Whether you're young or old, the right nutrition can make a difference to your bone health and influence your ability to live an independent, mobile, fracture-free life into your more senior years. That's the key message of a new scientific review published today in the journal 'Osteoporosis International' by leading bone and nutrition experts, in anticipation of World Osteoporosis Day on October 20.

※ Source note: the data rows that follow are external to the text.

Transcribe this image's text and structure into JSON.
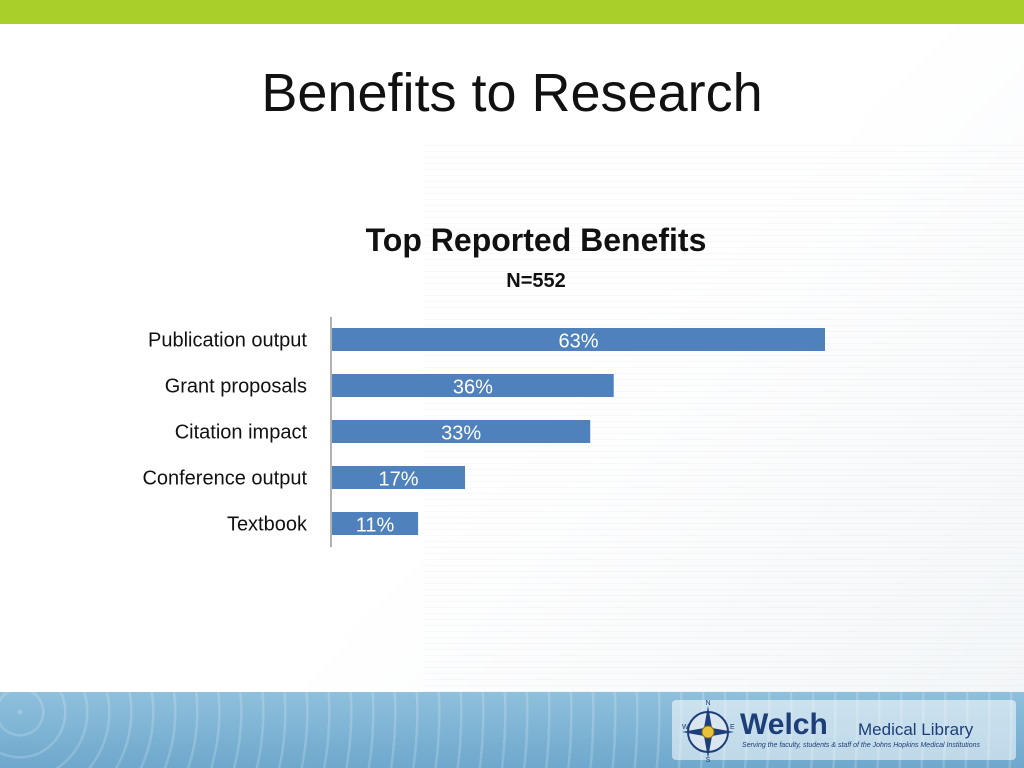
{
  "slide": {
    "title": "Benefits to Research"
  },
  "colors": {
    "accent_bar": "#a9cf2b",
    "bar": "#4f81bd",
    "footer": "#7db4d6",
    "logo_text": "#1d3e79"
  },
  "chart_data": {
    "type": "bar",
    "orientation": "horizontal",
    "title": "Top Reported Benefits",
    "subtitle": "N=552",
    "categories": [
      "Publication output",
      "Grant proposals",
      "Citation impact",
      "Conference output",
      "Textbook"
    ],
    "values": [
      63,
      36,
      33,
      17,
      11
    ],
    "value_labels": [
      "63%",
      "36%",
      "33%",
      "17%",
      "11%"
    ],
    "xlim": [
      0,
      100
    ],
    "grid": false,
    "legend": "none"
  },
  "footer": {
    "logo_name": "Welch",
    "logo_subname": "Medical Library",
    "logo_tagline": "Serving the faculty, students & staff of the Johns Hopkins Medical Institutions",
    "compass_icon": "compass-rose-icon"
  }
}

The review summarizes the latest evidence relating to the nutritional needs of mothers, children and adolescents, adults and seniors, in relation to developing and maintaining a healthy skeleton. Placing particular emphasis on calcium, vitamin D and protein, it shows how adequate nutritional intake of these and other micronutrients can support the primary objectives for good bone health:

  • Achieving genetic potential for peak bone mass in children and adolescents
  • Avoiding premature bone loss and maintaining a healthy skeleton in adults

  • Preventing and treating osteoporosis in seniors

Findings from international studies and trials are summarized as well as current dietary guidelines.

Professor Cyrus Cooper, co-author and chair of the International Osteoporosis Foundation (IOF) Committee of Scientific Advisors, stated, "This new report shows just how important nutrition is for our bone health throughout life. In fact, nutrition plays a key role in the development of a healthy skeleton even before birth. Healthy maternal diets as well as adequate vitamin D levels are associated with greater bone mass in the off-spring."

The report also underlines how lifestyle trends which lead to poor diet and nutrient deficiencies are a growing cause of concern in people of all ages, and particularly in children. Milk and dairy products comprise the main stay of calcium intake for most children, yet a decline in milk consumption has been observed across the world during the last few decades. Furthermore, vitamin D insufficiency is widespread among youth, which has led to recommendations in several countries for vitamin D supplements to be given to infants and young children.

In adults and seniors, studies have shown that calcium intakes are often considerably below those recommended by national guidelines. Similarly, alarmingly low levels of vitamin D have been found in populations around the world. Lifestyle factors such as excessive alcohol consumption, smoking, and a very high or low body mass index (BMI) also elevate fracture risk for a substantial number of people.

The impact of nutrition on falls and fracture prevention in seniors, who are a growing segment of the population and most affected by osteoporosis, is discussed. The review shows how deficits in protein intake as well as malnutrition, which is sadly common in older people, can negatively affect their bone and muscle health. It also highlights how together with appropriate exercise, adequate nutritional intake in those at high risk of fracture plays an important complementary role to pharmacotherapy.

Professor Bess Dawson Hughes, co-author and professor at the Jean Mayer USDA Human Nutrition Research Center on Aging at Tufts University in Boston, commented, "The baby boomer generation is ageing and as a result age-related musculoskeletal diseases are imposing an increasingly costly burden on society and health-care systems worldwide. This report shows how we can tap the potential of healthy nutrition within a systematic life-course approach to support osteoporosis and fracture prevention."